The presence of Cameron is similarly positive, from both a financial and creative standpoint. With his name attached to the picture, the Mountains film will get the requisite budget, and will, we hope, encourage the people in suits to leave the story's bleak conclusion intact.

Last Thursday, Cameron talked enthusiastically about the film's progress, and his own appreciation of Lovecraft. "We're both Lovecraft fans," Cameron said. "Me from my college days, when I discovered Lovecraft. I think I read everything he wrote in about a month. I powered through it. And if anybody can bring Lovecraft to the screen, it's gonna be del Toro.

"He's got a real vision for the film. It's very, very well developed in his mind. You know, I'm just there to facilitate his vision. I don't have any strong sense of authorship, zero sense of authorship. I'm just there to try to get it made and help him do the movie that's in his head."

At almost exactly the same time, Ron Perlman, promoting his latest film Season Of The Witch, talked about what could be his next role, a "dog sled dude" called Larson in Mountains.

"The movie takes place in the North Pole, and so I'm on board as this sort of dog sled dude. I spend my entire life with these dogs. So, I'm a rough guy, among all these scientists," Perlman told io9.com. "I'm a contrast to the deeply intellectual world that's being explored. I live outside all the time. I live in the elements. I'm a no-bullshit kind of guy in a world of guys who just live in their heads. So, it's a beautiful role to play, given that backdrop. I kick some butt. I hope we get a chance to do it."

Given that both del Toro and Cameron are fans of Lovecraft, and that the former's artistic style and temperament mesh perfectly with the author's atmospheric writing, there's every reason to be hugely optimistic of the Mountains Of Madness movie being a great one.

There's a possibility, I suppose, that it could all go dreadfully wrong. One of the wonderful things about Lovecraft's work was the formless nature of its unspeakable creatures and weird architecture. There's a chance that, once realised with computers and models, del Toro and his effects team's interpretation of the author's otherworldly monsters will lose some of their exotic allure.

At the same time, we know that the legendary Dennis Muren, whose pioneering work has appeared in Star Wars, Terminator 2 and Jurassic Park, is in charge of the special effects on Mountains.
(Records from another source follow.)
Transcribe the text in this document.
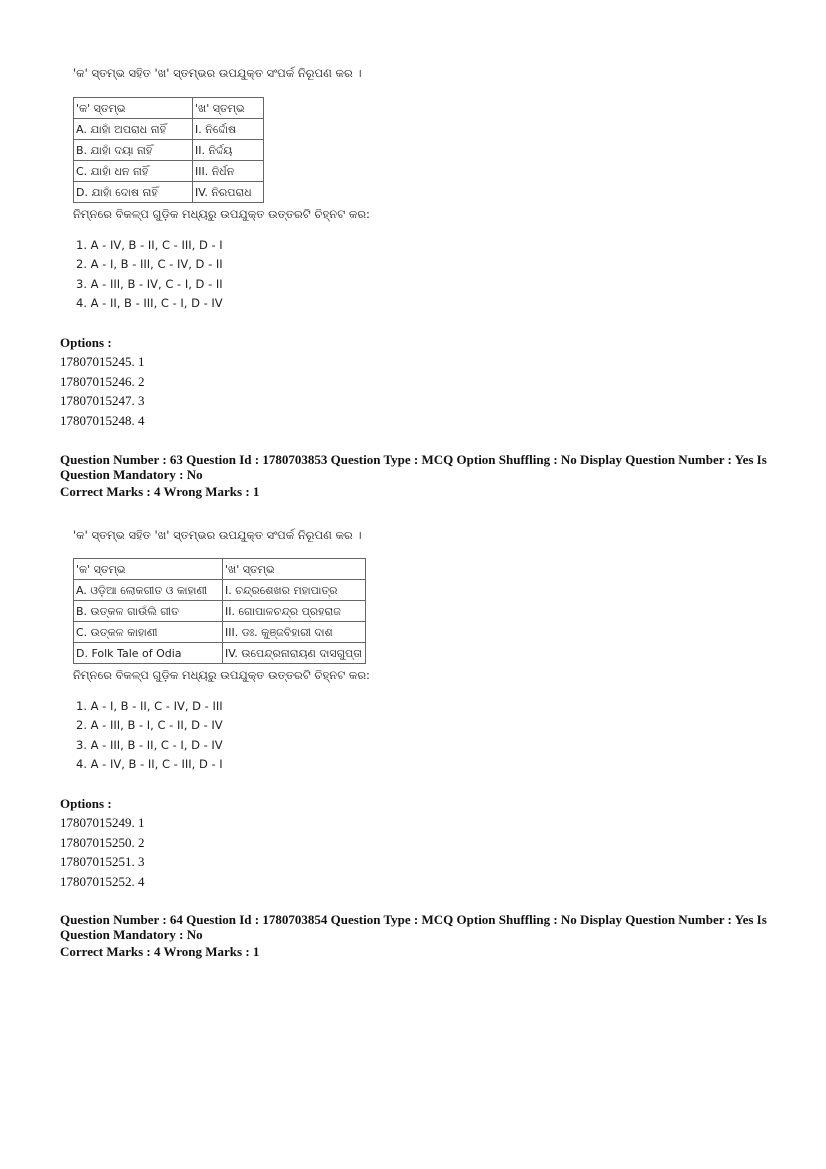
'କ' ସ୍ତମ୍ଭ ସହିତ 'ଖ' ସ୍ତମ୍ଭର ଉପଯୁକ୍ତ ସଂପର୍କ ନିରୂପଣ କର ।
'କ' ସ୍ତମ୍ଭ	'ଖ' ସ୍ତମ୍ଭ
A. ଯାହାଁ ଅପରାଧ ନାହିଁ	I. ନିର୍ଦ୍ଦୋଷ
B. ଯାହାଁ ଦୟା ନାହିଁ	II. ନିର୍ଦ୍ଦୟ
C. ଯାହାଁ ଧନ ନାହିଁ	III. ନିର୍ଧନ
D. ଯାହାଁ ଦୋଷ ନାହିଁ	IV. ନିରପରାଧ
ନିମ୍ନରେ ବିକଳ୍ପ ଗୁଡ଼ିକ ମଧ୍ୟରୁ ଉପଯୁକ୍ତ ଉତ୍ତରଟି ଚିହ୍ନଟ କର:
1. A - IV, B - II, C - III, D - I
2. A - I, B - III, C - IV, D - II
3. A - III, B - IV, C - I, D - II
4. A - II, B - III, C - I, D - IV
Options :
17807015245. 1
17807015246. 2
17807015247. 3
17807015248. 4
Question Number : 63 Question Id : 1780703853 Question Type : MCQ Option Shuffling : No Display Question Number : Yes Is
Question Mandatory : No
Correct Marks : 4 Wrong Marks : 1
'କ' ସ୍ତମ୍ଭ ସହିତ 'ଖ' ସ୍ତମ୍ଭର ଉପଯୁକ୍ତ ସଂପର୍କ ନିରୂପଣ କର ।
'କ' ସ୍ତମ୍ଭ	'ଖ' ସ୍ତମ୍ଭ
A. ଓଡ଼ିଆ ଲୋକଗୀତ ଓ କାହାଣୀ	I. ଚନ୍ଦ୍ରଶେଖର ମହାପାତ୍ର
B. ଉତ୍କଳ ଗାଉଁଲି ଗୀତ	II. ଗୋପାଳଚନ୍ଦ୍ର ପ୍ରହରାଜ
C. ଉତ୍କଳ କାହାଣୀ	III. ଡଃ. କୁଞ୍ଜବିହାରୀ ଦାଶ
D. Folk Tale of Odia	IV. ଉପେନ୍ଦ୍ରନାରାୟଣ ଦାସଗୁପ୍ତା
ନିମ୍ନରେ ବିକଳ୍ପ ଗୁଡ଼ିକ ମଧ୍ୟରୁ ଉପଯୁକ୍ତ ଉତ୍ତରଟି ଚିହ୍ନଟ କର:
1. A - I, B - II, C - IV, D - III
2. A - III, B - I, C - II, D - IV
3. A - III, B - II, C - I, D - IV
4. A - IV, B - II, C - III, D - I
Options :
17807015249. 1
17807015250. 2
17807015251. 3
17807015252. 4
Question Number : 64 Question Id : 1780703854 Question Type : MCQ Option Shuffling : No Display Question Number : Yes Is
Question Mandatory : No
Correct Marks : 4 Wrong Marks : 1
I can't wait to see what tentacle-laden abominations he comes up with.

It's thought that At The Mountains Of Madness will commence shooting some time this year. del Toro himself has said that, with this film, "I'm putting all the chips I have accumulated in 20 years as a director, betting them on a single number. [...] It's do or die time for me."

We hope the gamble pays off for del Toro, and await the finished movie with fingers and tentacles firmly crossed.